What is it with drillers and spoliation of evidence cases? First it was Cincinnati Ins. Co. v. Mid-South Drillers Supply, Inc. which is a Tennessee leading case on the subject. And now, we have a new spoliation case with a different drilling company, Griffith Services Drilling, LLC v. Arrow Gas & Oil, Inc. So, let’s drill down on this issue a bit, shall we?
Griffith Services Drilling, LLC (Griffith Drilling) and its insurance carrier sued Arrow Gas & Oil, Inc. (Arrow) for $1.2 million in property damage caused by a fire. On the day of the fire, an Arrow employee, Mr. Burress, delivered fuel to Griffith Drilling. During the refueling, Burress walked away to converse with some of the Griffith Drilling employees. Shortly thereafter, a Griffith Drilling employee yelled that fuel was spraying and a fire ignited. When Burress moved the Arrow truck to get it away from the fire, the fuel nozzle broke off. The next day, Burress took the broken nozzle to a retailer and traded it in for a new nozzle. Griffith Drilling was not provided any notice of Arrow’s intent to replace the nozzle.
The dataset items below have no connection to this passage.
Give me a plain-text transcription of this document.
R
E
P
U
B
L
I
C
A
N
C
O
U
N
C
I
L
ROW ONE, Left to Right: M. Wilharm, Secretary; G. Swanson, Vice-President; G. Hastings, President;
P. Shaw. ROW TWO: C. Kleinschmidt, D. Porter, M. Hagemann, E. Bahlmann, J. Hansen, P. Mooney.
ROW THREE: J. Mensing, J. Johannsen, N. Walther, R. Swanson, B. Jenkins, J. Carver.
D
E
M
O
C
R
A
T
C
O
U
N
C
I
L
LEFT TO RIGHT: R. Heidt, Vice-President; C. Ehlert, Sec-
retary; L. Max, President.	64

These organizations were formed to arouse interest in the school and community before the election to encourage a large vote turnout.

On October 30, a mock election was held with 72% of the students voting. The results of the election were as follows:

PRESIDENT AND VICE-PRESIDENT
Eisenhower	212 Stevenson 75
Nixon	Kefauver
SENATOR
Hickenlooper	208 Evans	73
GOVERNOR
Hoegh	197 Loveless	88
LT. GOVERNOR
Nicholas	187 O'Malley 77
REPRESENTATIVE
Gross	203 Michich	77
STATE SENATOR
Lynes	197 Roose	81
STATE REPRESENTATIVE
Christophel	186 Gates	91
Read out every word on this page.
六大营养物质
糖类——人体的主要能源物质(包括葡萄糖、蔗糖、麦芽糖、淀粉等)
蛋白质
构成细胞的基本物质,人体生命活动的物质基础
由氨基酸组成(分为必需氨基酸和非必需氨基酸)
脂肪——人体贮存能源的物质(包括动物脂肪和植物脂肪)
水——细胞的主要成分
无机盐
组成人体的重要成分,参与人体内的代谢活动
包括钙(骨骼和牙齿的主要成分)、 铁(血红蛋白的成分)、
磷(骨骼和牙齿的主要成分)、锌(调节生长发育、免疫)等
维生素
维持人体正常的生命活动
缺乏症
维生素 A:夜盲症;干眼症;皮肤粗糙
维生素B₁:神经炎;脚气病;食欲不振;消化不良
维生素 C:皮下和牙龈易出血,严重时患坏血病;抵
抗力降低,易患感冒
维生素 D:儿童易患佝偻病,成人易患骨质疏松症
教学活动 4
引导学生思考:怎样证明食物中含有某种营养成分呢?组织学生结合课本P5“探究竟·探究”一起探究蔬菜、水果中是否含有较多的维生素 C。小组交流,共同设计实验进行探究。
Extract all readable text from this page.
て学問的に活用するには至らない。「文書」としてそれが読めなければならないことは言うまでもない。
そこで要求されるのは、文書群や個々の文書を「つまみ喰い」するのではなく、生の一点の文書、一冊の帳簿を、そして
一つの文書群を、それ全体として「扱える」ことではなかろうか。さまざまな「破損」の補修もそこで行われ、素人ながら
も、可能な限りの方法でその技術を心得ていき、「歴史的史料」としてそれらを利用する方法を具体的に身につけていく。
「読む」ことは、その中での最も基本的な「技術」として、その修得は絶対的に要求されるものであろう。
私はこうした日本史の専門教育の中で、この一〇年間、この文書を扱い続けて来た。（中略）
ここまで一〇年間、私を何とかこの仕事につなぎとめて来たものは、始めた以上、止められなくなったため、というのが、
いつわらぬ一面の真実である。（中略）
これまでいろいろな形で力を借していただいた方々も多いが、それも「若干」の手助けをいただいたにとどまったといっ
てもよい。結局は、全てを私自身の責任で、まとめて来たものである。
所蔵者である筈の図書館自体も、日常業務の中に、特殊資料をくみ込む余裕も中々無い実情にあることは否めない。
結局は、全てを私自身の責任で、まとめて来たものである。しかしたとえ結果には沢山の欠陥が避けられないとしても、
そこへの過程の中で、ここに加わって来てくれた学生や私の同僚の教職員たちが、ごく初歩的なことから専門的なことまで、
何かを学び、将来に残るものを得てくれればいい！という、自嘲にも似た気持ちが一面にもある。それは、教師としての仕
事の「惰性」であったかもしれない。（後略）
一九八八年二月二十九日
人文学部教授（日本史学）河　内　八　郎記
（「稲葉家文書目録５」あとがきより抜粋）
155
After the fire and without notifying Arrow, Grifftih Drilling’s insurance carrier authorized clean up of the site and disposed of all evidence of the fire. One month after the clean-up was completed, Griffith Drilling sent Arrow a notice of its intent to pursue a claim for the fire damage. Suit was eventually filed and Arrow counterclaimed for breach of contract as Griffith Drilling had failed to pay for the fuel delivered to the site. Thereafter, Arrow filed two motions: (1) a motion to dismiss for spoliation of evidence based on Griffith Drilling’s clean up of the site; (2) a motion for summary judgment on the breach of contract counterclaim. The trial court granted both motions. Griffith Drilling appealed alleging the trial court erred by granting both motions.
The trial court granted the motion to dismiss based on Griffith Drilling’s clean up of the site. Because Arrow had not been given advance notice of the clean-up, the trial court found that Arrow had lost the ability to investigate the cause of the fire. As such, Arrow had lost its ability to mount a defense and no lesser sanction was appropriate. The Court of Appeals began its analysis by reviewing Tennessee Rules of Civil Procedure 34 and 37 which authorize a court to impose a sanction for discovery abuses including spoliation of evidence. The Court of Appeals’ analysis continued with a review of its prior decision in Cincinnati Ins. Co. v. Mid-South Drillers Supply, Inc.. Ultimately, the Court of Appeals distinguished Mid-South Drillers finding it significant that both Arrow and Griffith Drilling had destroyed evidence. Griffith Drilling had cleaned up the site and Arrow disposed of the nozzle. The nozzle was critical because Griffith argued the nozzle may have been defective which in turn caused the overflow leading to the fire. Since both parties had destroyed evidence, the Court of Appeals concluded the trial court had abused its discretion in granting Arrow’s motion to dismiss as the sanction was too severe. The Court of Appeals noted that if only one party had destroyed evidence then perhaps dismissal would have been the appropriate sanction. Because the trial court’s grant of summary judgment was premised primarily on spoliation of evidence, the Court of Appeals reversed that ruling as well.
This decision is interesting in that it seems to breath fresh life into some of the language in the 1991 decision of Thurman-Bryant Elec. Supply Co. v. Unisys Corp . In Thurman-Bryant, the court had stated: “[T]he trial judge has discretion to impose sanctions on a party for the destruction or loss of evidence. The severity of the sanctions, however, must necessarily depend upon the circumstances of each case, i.e., was the evidence lost negligently, inadvertently, intentionally, etc.” In 2008, in the Cincinnati Ins. Co case, the Court of Appeals reasoned that intent was irrelevant.
In other words, regardless of whether the evidence was destroyed inadvertently or intentionally, the court could dismiss the case or strike an answer if either party had been severely prejudiced in their ability to prosecute or defend the case and a lesser remedy would be inadequate. Without question, the issue of spoliation of evidence is fact-specific, but it seems to me the inquiry should remain prejudice and not intent. The Court of Appeals quoting of the Thurman-Bryant decision appears to re-open the door on intent and will likely cause litigants to have to chase down yet another rabbit during discovery.
So, from a moral standpoint, intent to destroy evidence is very important. And such might be relevant in a claim for punitive damages. But in the normal civil case, is key issue is one of prejudice: did the loss of evidence materially affect the ability of the opposing party to bring (or defend) a civil claim? If the answer is yes, prejudice is present and the appropriate sanction must be entered.